İktidar partisi tarafından Meclis’e sunulmuş olan ve içinde, arasında Harçlar Kanunu, Yargıtay Kanunu, İdari Yargılama Usul Kanun da dahil olmak üzere 10’dan daha fazla kanun hakkında değişiklikler içeren Türk Ceza Kanunu ve Bazı Kanunlarda Değişiklik Yapılmasına Dair Kanun Tasarısı  (“Kanun Tasarısı”) da bir “Torba Kanun”dur. 

 Kanun Tasarısı’nı incelediğimiz zaman tespit edebildiğimiz ise Platform olarak sunmuş olduğumuz değişiklik önerilerinin tamamen gözardı edildiğidir.

·                           Kanun Tasarısı’nda “kadın” kelimesi sadece Genel Gerekçe’nin I. Maddesinde bir kere kullanılmıştır.

·                           Kanun Tasarısı, Türk Ceza Kanunu’nun sadece 4 maddesinde değişiklik önermekte olup, bunlar da Kişilere Karşı Suçlar arasında yer alan ve sadece “Cinsel Dokunulmazlık” kapsamındaki suçlara ilişkindir (102 ila 105. Maddeler).

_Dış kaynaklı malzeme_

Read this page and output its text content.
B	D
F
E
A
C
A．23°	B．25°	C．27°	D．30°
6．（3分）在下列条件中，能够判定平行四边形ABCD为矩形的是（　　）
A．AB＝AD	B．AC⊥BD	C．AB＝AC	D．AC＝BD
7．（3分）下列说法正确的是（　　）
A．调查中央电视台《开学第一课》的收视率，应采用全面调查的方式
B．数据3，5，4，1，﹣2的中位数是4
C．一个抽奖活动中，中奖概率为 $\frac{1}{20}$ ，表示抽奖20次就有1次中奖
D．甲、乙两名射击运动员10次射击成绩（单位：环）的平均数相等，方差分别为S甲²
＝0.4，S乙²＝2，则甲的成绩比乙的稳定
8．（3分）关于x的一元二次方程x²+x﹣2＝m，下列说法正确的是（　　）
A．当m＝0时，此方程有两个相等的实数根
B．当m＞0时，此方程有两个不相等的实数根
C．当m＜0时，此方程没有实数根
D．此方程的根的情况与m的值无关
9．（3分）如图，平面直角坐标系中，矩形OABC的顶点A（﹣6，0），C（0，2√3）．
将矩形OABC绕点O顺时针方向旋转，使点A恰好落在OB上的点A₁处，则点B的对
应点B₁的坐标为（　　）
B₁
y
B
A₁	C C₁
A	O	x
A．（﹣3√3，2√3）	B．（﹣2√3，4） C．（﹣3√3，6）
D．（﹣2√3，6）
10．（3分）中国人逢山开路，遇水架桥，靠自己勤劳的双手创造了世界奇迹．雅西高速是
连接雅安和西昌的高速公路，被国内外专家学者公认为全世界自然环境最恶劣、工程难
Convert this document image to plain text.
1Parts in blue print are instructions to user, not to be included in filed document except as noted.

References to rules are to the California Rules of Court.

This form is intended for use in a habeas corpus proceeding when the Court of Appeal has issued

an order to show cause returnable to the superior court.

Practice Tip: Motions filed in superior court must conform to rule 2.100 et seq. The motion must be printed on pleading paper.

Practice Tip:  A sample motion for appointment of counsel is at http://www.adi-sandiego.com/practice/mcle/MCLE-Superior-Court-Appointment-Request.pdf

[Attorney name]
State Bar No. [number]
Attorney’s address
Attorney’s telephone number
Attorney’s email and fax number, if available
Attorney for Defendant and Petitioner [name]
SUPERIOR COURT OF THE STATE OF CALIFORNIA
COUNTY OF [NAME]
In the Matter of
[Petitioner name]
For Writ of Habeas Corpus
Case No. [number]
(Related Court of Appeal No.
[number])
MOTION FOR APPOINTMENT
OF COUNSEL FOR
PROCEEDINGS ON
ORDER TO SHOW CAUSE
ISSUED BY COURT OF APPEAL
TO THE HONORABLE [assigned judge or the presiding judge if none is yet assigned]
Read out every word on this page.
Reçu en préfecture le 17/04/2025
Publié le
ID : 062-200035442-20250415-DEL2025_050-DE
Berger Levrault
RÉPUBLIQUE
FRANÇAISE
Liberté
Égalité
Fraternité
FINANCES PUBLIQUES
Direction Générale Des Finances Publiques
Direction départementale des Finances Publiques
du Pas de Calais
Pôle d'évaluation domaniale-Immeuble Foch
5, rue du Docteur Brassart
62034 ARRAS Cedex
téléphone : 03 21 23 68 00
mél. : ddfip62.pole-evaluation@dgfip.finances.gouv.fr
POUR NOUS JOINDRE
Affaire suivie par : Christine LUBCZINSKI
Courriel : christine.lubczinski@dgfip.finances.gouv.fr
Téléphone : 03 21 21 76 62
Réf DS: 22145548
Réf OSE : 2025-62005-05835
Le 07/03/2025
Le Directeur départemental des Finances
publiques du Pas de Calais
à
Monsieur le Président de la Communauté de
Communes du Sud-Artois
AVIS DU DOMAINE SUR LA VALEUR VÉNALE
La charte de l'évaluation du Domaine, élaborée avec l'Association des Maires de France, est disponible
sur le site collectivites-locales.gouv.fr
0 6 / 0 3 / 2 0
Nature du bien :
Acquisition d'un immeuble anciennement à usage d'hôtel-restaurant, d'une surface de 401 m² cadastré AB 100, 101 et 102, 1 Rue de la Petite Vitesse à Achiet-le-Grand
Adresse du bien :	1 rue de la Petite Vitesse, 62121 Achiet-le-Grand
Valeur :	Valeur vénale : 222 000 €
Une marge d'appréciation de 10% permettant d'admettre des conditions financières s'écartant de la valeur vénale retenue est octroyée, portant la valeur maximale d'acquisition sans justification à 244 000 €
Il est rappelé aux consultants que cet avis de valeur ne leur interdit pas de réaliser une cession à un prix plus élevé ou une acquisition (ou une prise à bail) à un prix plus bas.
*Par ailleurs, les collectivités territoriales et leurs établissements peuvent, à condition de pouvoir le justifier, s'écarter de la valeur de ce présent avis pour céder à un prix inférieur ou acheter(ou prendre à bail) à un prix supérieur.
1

·                           Kanun Tasarısı’nın Genel Gerekçesi’nden de anlaşılabileceği üzere, iktidar partisinin iradesi kadınların kasten öldürülmeleri ve yaralanmaları, eziyet görmeleri veya hürriyetlerinin kısıtlanması konusunda ağırlaştırıcı hükümler kabul etmek değil, sadece “Cinsel Dokunulmazlık” kapsamında sınırlı bir düzenlemeye gitmektir.

Türk Ceza Kanunu kapsamında “Cinsel Dokunulmazlığa” ilişkin suçlar, Kişilere Karşı Suçların sadece sınırlı bir kısmına ilişkindir. Bu nedenle sadece bu suçlara ilişkin getirilen ağırlaştırıcı hükümler, kadınların sadece kadın oldukları için toplumda uğradıkları şiddetin ve kadın cinayetlerinin durdurulması için yeterli değildir.

Kadının “yaşam hakkının” korunabilmesi sadece cinselliğinin korunması ile mümkün olmayıp, Kanun Tasarısı da öngördüğü bu dar ve yetersiz hukuki içerik de erkek egemen iktidarın kadına ilişkin bakış açısının bizatihi yansımasıdır.